Мне казалось, что мама Юна должна быть такой же блондинкой, как он, но, должно быть, Юн пошел в какую-нибудь бабушку. У Ангелины Владимировны была каштановая химия на голове и ярко накрашенные, с четким контуром губы бантиком – я давно не видела таких женщин, они растворились где-то в середине девяностых, женщины с тонкими бровями, в красных брюках в шотландскую клетку.

– Было бы сухо, – сказала Ангелина Владимировна, положив две клетчатые сумки возле меня, – я бы сама пошла. А так в одной руке зонт, в другой сумка, куда что девать.

– Кора, ты не закрыла дверь, – Юн плохо скрывал раздражение, – хлопни посильнее.

– То говорил: не хлопай, – прокомментировала его мама, – то теперь наоборот.

– Вот если бы вы двенадцать лет ею не хлопали, сейчас бы ее не клинило.

Мое представление о Юне перевернулось. До этого момента, когда Юн уходил восвояси, он не то чтобы хранился в белом пространстве без запахов и четкого понимания, где пол, а где стены, но спроси у меня, какая у Юна мама, как он вообще живет, я бы представила себе довольно высокую женщину со светлыми волосами, подобранными в аккуратный узел, немного стервозную, но не слишком, и представила бы обычную квартиру, в которой Юн и его мама сталкиваются мало. Я бы представила ее хорошую косметику на полочках и его Пако Рабанн в его комнате, возле авиаторов и ключей от машины. Но теперь я понимала, что это не так: духи Рабанн и авиаторы лежат все так же, но есть Ангелина Владимировна, не желающая ничего выбрасывать, то и дело дергающая Юна, есть мнимо абрикосовый запах ее крема для рук, телепередачи, которые она ставит на всю громкость вечером, новости, которые она пересказывает с утра.

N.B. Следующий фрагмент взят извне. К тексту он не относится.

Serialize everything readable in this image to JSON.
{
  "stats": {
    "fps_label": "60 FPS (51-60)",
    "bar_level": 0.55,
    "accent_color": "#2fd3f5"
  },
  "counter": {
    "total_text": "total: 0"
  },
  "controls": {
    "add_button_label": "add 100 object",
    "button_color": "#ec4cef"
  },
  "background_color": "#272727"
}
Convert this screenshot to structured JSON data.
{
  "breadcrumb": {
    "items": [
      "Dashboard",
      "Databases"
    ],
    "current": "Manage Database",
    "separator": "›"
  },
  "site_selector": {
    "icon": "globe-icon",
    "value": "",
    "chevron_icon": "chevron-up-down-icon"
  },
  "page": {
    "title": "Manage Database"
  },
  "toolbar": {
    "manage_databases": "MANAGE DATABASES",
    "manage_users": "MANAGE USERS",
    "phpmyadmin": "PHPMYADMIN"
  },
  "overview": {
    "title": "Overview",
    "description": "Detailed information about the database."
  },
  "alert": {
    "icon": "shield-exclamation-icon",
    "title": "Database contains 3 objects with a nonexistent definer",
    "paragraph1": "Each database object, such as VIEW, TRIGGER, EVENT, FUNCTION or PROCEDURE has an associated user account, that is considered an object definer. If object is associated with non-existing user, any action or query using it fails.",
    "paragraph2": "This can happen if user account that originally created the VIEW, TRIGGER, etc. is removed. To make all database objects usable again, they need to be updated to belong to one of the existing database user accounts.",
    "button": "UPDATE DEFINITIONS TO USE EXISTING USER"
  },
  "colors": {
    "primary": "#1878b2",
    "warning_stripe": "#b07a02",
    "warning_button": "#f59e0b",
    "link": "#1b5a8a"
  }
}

Люди соглашаются делать вещи, которых делать не хотят, живут с людьми, которых не любят, и ни на одном этапе они не желают все остановить, повернуть вспять, прекратить и переделать. Им проще годами терпеть и страдать, чем признать, как все плохо, как они ведомы узурпаторами. Странная черта примиряться с тем, что так легко можно было бы не допустить, или исправить, избавиться и не позволить. И все это начинается с того, что человек отказывается произнести определенные слова, открыть блокнот и записать свою задачу, записать слева «Дано» и справа, отталкиваясь от того, что дано, решать ее. Всю жизнь люди будут ненавидеть друг друга – а не разъедутся, потому, наверное, только, что есть какой-нибудь жуткий пример, как другие разъехались, но неудачно, продали, а не купили, разрушили и не построили, было, да утратили. Как будто чья-то крайняя глупость оправдывает такую же, только находящуюся на противоположном экстремуме.

Мы шли по базару. Сначала, по привычке, я проявляла внимательность и медленно ходила по рядам с ней, слушая ее замечания о ценах, но, быстро поняв, что у меня все настроение испортится, пока я буду представлять себе ее жизнь, прошлую и нынешнюю, и поняв к тому же, что я не смогу при ней купить те дороговатые продукты, которые она не одобрит, я оставила их с Юном и пошла покупать свое. Я ждала их у машины не меньше сорока минут, думая, что давно вернулась бы домой на такси, но когда я представила, как сильно, в свою очередь, бесится Юн – как он взбесился, когда мама упала ему на хвост, как он не хотел, чтобы мы познакомились, как он бесится теперь, ожидая, пока мама не торопясь решает, что ей купить, я успокоилась. Чужое раздражение, если посмотреть на него отстраненно, отрезвляет.

Юн довез меня до дома, и не успела я открыть дверь, как в нее позвонила Анеля. Она прибежала с коробкой, в которой стояло стаканов десять малины, с жестяной банкой печенья, с маленьким жирным тортиком из французской пекарни и бутылкой сливочного ликера.

– Вообще, сегодня очередь Юна, – сказала я, принимая у нее из рук пакеты.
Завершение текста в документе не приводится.